More than ever, author John Scalzi is a personal hero to me. Not only because he’s one of my favorite authors, not only because he’s smart, hilarious, and—by all accounts—a kind man, but because he expresses the value of libraries better than I could ever hope to:

A Personal History of Libraries (posted on his blog, Whatever, on February 23, 2013; accessed via Library Journal on November 27, 2013)

Honestly, between Mr. Scalzi and Neil Gaiman, I’m just going to sit back and point people to them when I feel compelled to try and express the value of libraries.

Whenever people like Terry Deary or MG Siegler proclaim the end of the library and insist that libraries no longer serve a useful function in our communities simply because they themselves no longer use them, we should all respond with this quote from Mr. Scalzi:

I don’t use my local library like I used libraries when I was younger.

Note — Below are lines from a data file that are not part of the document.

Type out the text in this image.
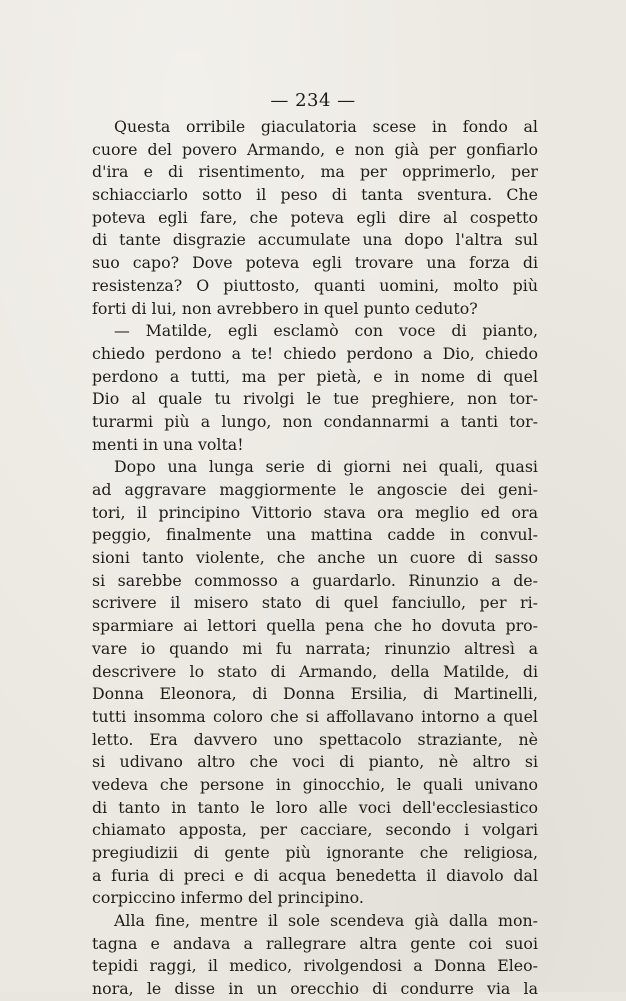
— 234 —
Questa orribile giaculatoria scese in fondo al
cuore del povero Armando, e non già per gonfiarlo
d'ira e di risentimento, ma per opprimerlo, per
schiacciarlo sotto il peso di tanta sventura. Che
poteva egli fare, che poteva egli dire al cospetto
di tante disgrazie accumulate una dopo l'altra sul
suo capo? Dove poteva egli trovare una forza di
resistenza? O piuttosto, quanti uomini, molto più
forti di lui, non avrebbero in quel punto ceduto?
— Matilde, egli esclamò con voce di pianto,
chiedo perdono a te! chiedo perdono a Dio, chiedo
perdono a tutti, ma per pietà, e in nome di quel
Dio al quale tu rivolgi le tue preghiere, non tor-
turarmi più a lungo, non condannarmi a tanti tor-
menti in una volta!
Dopo una lunga serie di giorni nei quali, quasi
ad aggravare maggiormente le angoscie dei geni-
tori, il principino Vittorio stava ora meglio ed ora
peggio, finalmente una mattina cadde in convul-
sioni tanto violente, che anche un cuore di sasso
si sarebbe commosso a guardarlo. Rinunzio a de-
scrivere il misero stato di quel fanciullo, per ri-
sparmiare ai lettori quella pena che ho dovuta pro-
vare io quando mi fu narrata; rinunzio altresì a
descrivere lo stato di Armando, della Matilde, di
Donna Eleonora, di Donna Ersilia, di Martinelli,
tutti insomma coloro che si affollavano intorno a quel
letto. Era davvero uno spettacolo straziante, nè
si udivano altro che voci di pianto, nè altro si
vedeva che persone in ginocchio, le quali univano
di tanto in tanto le loro alle voci dell'ecclesiastico
chiamato apposta, per cacciare, secondo i volgari
pregiudizii di gente più ignorante che religiosa,
a furia di preci e di acqua benedetta il diavolo dal
corpiccino infermo del principino.
Alla fine, mentre il sole scendeva già dalla mon-
tagna e andava a rallegrare altra gente coi suoi
tepidi raggi, il medico, rivolgendosi a Donna Eleo-
nora, le disse in un orecchio di condurre via la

But I want my local library, in no small part because I recognize that I am fortunate not to need my local library—but others do, and my connection with humanity extends beyond the front door of my house. My life was indisputably improved because those before me decided to put those libraries there. It would be stupid and selfish and shortsighted of me to declare, after having wrung all I could from them, that they serve no further purpose, or that the times have changed so much that they are obsolete. My library is used every single day that it is open, by the people who live here, children to senior citizens. They use the building, they use the Internet, they use the books. This is, as it happens, the exact opposite of what ‘obsolete’ means. I am glad my library is here and I am glad to support it.

Happy Thanksgiving, everyone! I’m grateful for all the libraries in my life and in all the communities in which I’ve found myself, whether I personally used those libraries or not. I’m grateful for vocal supporters of libraries, like Mr. Scalzi and Mr. Gaiman, and everyone in my community who makes the library an essential part of their lives.

More than anything, I’m grateful for the opportunity to serve my community and make my living as a librarian. My connection with humanity extends beyond the front door of my house and I’m happy to dedicate my life to this fact.